The graphics chip part numbers suggest that most of them may have been designed shortly after Model 3 Step 2.x; the graphics chips on step 2.x have the part numbers 315-6057 to 315-6061 while most of the graphics chips on Hikaru have part numbers 315-6083 to 315-6087; the exceptions are the two Atlantis chips (315-6197) which still predate the PowerVR chip (315-6267) used on Dreamcast/NAOMI.

It looks to me like Hikaru was conceived around 1997 or so to be the successor to Model 3, but then the much cheaper NAOMI came along so Sega decided to only use Hikaru for games which really needed the extra power.

gm_matthew wrote: ↑Thu May 15, 2025 1:01 am Yes, Model 3 has one color per polygon; is the same true for Hikaru?

the question was about does Model 3 have per-vertex colors? (like almost all the other GPUs). but it looks it doesn't, same as Hikaru.
as of one color per polygon - yes and no, Hikaru implements typical late 90s fixed function T&L with "material", "lights", "texture heads" etc type objects, while Real3D 1000 / Model 3 is more archaic early-mid 90s device and have almost everything in polygon header. Hikaru's materials have several colors, but they are mostly not understood, currently we use only one as diffuse and ignore others. see next msg.

gm_matthew wrote: ↑Thu May 15, 2025 1:01 amIf it's true that Hikaru uses two 2048x1024 texture sheets just like Model 3 does, then I might just be convinced that Real3D came up with it because pretty much everything else uploads textures as contiguous blocks of data.

yes, Hikaru uses 2048x1024 "texture sheets" banks, 2 of them.
in general it is not something totally unique, iirc PlayStation 1 GPU uses same concept.

gm_matthew wrote: ↑Thu May 15, 2025 1:01 am The graphics chip part numbers suggest that most of them may have been designed shortly after Model 3 Step 2.x; the graphics chips on step 2.x have the part numbers 315-6057 to 315-6061 while most of the graphics chips on Hikaru have part numbers 315-6083 to 315-6087; the exceptions are the two Atlantis chips (315-6197) which still predate the PowerVR chip (315-6267) used on Dreamcast/NAOMI.

It looks to me like Hikaru was conceived around 1997 or so to be the successor to Model 3, but then the much cheaper NAOMI came along so Sega decided to only use Hikaru for games which really needed the extra power.

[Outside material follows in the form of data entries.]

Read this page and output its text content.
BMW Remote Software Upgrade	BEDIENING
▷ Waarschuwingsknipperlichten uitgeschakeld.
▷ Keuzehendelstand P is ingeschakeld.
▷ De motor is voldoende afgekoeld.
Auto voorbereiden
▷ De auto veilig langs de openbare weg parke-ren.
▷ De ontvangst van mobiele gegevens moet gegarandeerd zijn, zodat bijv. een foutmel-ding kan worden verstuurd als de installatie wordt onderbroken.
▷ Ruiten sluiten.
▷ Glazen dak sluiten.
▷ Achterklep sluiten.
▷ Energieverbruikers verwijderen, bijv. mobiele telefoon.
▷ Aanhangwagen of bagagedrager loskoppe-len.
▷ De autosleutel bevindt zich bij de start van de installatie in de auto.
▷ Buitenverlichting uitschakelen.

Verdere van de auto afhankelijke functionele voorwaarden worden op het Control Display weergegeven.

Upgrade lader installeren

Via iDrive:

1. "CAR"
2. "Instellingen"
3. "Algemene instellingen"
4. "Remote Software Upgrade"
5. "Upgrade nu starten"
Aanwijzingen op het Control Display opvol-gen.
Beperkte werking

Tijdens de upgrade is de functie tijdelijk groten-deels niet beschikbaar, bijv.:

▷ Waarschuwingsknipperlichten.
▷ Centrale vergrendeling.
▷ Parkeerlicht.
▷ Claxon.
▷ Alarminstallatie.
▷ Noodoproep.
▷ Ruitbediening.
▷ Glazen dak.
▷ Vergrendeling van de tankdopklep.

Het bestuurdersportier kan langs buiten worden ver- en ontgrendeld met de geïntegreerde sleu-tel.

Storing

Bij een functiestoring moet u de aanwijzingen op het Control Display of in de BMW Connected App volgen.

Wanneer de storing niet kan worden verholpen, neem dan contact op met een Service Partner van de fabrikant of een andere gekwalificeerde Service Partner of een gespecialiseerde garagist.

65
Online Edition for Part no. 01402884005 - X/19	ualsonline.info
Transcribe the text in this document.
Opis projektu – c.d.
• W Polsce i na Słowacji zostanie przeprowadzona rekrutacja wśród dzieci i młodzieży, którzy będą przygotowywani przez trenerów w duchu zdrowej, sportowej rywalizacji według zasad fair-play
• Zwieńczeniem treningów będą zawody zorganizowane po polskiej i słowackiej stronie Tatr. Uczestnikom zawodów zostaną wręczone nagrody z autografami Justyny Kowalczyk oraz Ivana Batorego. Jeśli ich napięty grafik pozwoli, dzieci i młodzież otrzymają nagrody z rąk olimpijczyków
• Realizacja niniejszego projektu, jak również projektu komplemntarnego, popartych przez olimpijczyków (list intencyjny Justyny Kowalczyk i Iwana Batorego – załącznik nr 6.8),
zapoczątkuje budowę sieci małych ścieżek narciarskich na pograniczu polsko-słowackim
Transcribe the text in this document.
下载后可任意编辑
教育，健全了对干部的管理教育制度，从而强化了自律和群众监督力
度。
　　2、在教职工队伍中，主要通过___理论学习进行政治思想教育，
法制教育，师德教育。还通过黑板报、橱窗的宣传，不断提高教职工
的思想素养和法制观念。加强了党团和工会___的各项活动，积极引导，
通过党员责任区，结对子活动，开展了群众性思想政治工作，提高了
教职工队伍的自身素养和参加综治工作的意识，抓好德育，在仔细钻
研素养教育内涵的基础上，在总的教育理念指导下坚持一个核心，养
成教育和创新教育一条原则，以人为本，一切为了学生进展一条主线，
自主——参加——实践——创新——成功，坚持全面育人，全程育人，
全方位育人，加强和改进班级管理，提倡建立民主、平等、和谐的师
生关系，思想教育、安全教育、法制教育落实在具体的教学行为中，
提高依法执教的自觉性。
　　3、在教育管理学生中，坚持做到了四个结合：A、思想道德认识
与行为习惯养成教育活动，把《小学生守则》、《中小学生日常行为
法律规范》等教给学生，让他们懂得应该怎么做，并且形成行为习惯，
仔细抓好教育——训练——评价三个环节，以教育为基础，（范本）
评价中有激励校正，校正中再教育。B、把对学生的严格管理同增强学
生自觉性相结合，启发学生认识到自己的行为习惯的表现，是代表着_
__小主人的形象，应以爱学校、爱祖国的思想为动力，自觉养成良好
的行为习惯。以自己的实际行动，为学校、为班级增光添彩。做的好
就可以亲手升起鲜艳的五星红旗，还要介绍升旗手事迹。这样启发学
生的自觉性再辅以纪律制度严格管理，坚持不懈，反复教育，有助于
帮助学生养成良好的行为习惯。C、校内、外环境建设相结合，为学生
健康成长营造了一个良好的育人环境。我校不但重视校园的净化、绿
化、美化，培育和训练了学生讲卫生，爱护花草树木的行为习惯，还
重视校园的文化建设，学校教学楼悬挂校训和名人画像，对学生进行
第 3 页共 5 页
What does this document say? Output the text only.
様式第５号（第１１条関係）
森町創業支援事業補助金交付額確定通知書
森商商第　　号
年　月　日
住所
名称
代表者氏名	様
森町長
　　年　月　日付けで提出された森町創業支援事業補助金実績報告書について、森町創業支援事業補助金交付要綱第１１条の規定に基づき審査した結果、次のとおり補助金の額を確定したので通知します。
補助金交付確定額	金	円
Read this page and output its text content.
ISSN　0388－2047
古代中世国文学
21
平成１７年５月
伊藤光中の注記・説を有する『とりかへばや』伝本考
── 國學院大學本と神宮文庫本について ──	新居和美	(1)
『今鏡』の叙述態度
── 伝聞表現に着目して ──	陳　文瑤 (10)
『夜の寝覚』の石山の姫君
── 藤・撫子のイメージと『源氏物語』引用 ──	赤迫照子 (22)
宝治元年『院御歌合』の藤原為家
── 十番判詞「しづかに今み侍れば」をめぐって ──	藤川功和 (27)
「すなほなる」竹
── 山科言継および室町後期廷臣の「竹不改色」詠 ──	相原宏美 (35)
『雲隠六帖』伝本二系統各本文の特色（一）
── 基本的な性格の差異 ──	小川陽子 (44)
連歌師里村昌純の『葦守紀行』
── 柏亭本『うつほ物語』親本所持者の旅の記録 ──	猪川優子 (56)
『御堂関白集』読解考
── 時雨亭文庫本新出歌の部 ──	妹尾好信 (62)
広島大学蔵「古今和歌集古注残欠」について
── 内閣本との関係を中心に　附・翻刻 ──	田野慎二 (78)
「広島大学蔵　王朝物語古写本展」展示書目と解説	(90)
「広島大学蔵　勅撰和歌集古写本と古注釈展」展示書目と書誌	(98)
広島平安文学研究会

sadly it's almost nothing known about Hikaru development. all is what known for sure - this platform was released 1999/7/12 (July 1999) as said in Brave Firefighters game ROM header. everything else is speculation.

as of Dreamcast/NAOMI: in short, it was most active developed during 1998, design of HOLLY chipset was finalized late summer 1998, from early autumn 1998 Videologic/ImgTec started work on ELAN T&L for Naomi 2.
in about same time, end summer - early autumn, Hitachi has been finishing work on SH4 CPU, Katana Set 4 proto/devbox documentation from August 1998 have list of SH4 CPU bugs in this device. they was fixed until November 1998 Japanese Dreamcast release.

obviously, they was unable to create Hikaru any earlier, until all the work on SH4 CPU was done and all it's bugs was fixed.
but, as you noticed, almost all the GPU ASICs have quite small part numbers, so yes, it's possible they was created during 1997-98 as standalone PCI GPU or for some other project, but later Sega decided to build SH4-based hardware with it.

here is short summary of Hikaru GPU command set, so you may see which objects and attributes it operate. it's also may worth to check Stefano's description https://github.com/stefanoteso/valkyrie ... -cp.c#L146

This is pretty fascinating. I've not heard of Real3D developing anything after the Pro-1000. I believe work did start on a successor architecture, though, but no one has ever mentioned it being connected to Sega or seeing the light of day in any form. Who else might have developed this chip? Could it just have been some custom chip by a Japanese vendor?